Help! I got roped into playing my harp at a small church function in a few days.
I’ll add my two cents – treat it like when you have to make a business presentation at work, or have to talk to a customer. Think about what you know (the music), and focus on that. Practice exactly how you’ll play it, and keep in mind that unexpected changes may occur, so mix things up, too.
one of two things will happen – 1) everyone will love it, and you’ll be proud of yourself or 2) everyone will love it, but you’ll be convinced it went badly. If you end up with #2, have a good laugh with yourself when they ask you to come back and play again some time, and remember to charge them this time!!!
When I wrote that article for the Harp Column, I showed a copy to my own doctor. I had consulted with a doctor in the writing of that article, but it was another doctor, one married to a harpist friend of mine.
My own doctor called me as soon as she had read the article and asked me if she could keep that copy of the magazine that I had given her. She also asked me if she could make copies of the article. She told me that she had many patients who had terrible problems with public speaking-herself included-and she wanted to be able to give them a copy of my article. She mentioned one patient, an architect, who regularly had to give presentations and who was paralyzed by nerves each time.
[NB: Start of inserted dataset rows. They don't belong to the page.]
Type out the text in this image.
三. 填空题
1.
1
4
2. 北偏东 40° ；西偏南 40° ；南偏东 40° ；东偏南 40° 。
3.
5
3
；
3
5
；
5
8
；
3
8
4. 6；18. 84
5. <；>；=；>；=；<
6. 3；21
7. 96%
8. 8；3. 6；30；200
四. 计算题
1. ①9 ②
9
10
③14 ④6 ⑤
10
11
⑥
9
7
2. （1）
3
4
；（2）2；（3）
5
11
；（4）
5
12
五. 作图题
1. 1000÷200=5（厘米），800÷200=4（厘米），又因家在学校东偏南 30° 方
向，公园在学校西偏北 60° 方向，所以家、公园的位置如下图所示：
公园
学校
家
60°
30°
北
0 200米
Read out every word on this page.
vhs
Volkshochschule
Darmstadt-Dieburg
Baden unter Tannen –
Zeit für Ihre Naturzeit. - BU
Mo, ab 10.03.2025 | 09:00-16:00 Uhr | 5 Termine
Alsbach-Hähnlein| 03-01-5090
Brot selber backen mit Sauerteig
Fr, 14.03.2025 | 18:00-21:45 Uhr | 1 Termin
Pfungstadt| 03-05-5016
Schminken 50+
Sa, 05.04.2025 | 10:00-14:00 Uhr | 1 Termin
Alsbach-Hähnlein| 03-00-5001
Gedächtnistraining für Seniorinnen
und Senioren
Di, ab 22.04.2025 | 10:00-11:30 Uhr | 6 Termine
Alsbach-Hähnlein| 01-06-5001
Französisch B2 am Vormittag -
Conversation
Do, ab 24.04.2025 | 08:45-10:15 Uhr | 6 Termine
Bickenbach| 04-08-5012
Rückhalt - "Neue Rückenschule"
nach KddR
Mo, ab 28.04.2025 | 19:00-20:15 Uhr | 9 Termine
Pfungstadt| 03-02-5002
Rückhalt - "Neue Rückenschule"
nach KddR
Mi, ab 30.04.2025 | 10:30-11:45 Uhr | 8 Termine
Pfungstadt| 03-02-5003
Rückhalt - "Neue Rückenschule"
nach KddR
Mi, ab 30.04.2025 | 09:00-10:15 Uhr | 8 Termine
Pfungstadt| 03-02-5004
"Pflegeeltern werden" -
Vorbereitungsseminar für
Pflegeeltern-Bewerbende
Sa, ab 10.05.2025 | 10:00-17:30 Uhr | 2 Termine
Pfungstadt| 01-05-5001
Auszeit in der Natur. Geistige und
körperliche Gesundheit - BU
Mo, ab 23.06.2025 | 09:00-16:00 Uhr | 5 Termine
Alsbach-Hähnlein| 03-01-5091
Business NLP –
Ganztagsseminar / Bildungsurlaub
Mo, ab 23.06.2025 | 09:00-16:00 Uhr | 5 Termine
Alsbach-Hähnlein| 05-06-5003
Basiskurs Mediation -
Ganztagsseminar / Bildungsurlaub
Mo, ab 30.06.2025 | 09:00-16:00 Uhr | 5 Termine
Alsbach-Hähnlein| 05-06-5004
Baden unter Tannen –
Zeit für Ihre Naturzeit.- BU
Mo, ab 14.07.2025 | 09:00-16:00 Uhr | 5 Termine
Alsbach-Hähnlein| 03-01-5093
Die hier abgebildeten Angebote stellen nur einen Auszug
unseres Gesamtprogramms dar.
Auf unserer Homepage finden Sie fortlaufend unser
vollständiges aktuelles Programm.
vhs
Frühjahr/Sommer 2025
The point here is, a lot of people have problems, severe problems, with performance anxiety. And when they do, it usually doesn’t get better with practice, but in fact usually gets worse. If that happens, medical intervention is really the only way out. Not everybody needs beta blockers. But for those who do, it’s good to know they are there.
I don’t agree with that at all. If you have incapacitating anxiety, as some people do, then it’s only going to get worse as time goes on, because you are building on bad performances. In my article, A PRESCRIPTION FOR SUCCESS, I mention Vladimir Horowitz and Lawrence Olivier as to very famous, very talented performers who were so undone by nerves that they both retired from live performances for years. I just read that Derek Jacobi, the great English actor, did exactly the same thing after years of stage acting. In preparing that article I talked to many many people who gave up a career in performance because they could not control the nerves.
Everybody gets nervous performing, and everybody thinks their case of nerves is really bad. But people get nervous to different degrees and with different symptoms. If you can get through a performance, no matter how nervous you feel, with minimal loss of control and lowering of performance quality, then trust me, you don’t get all that nervous. But if your performance really suffers quality-wise because of the nerves, or if people who really know you and your ability tell you that you sounded nervous, then you have a serious problem with nerves that no amount of performance experience is going to help.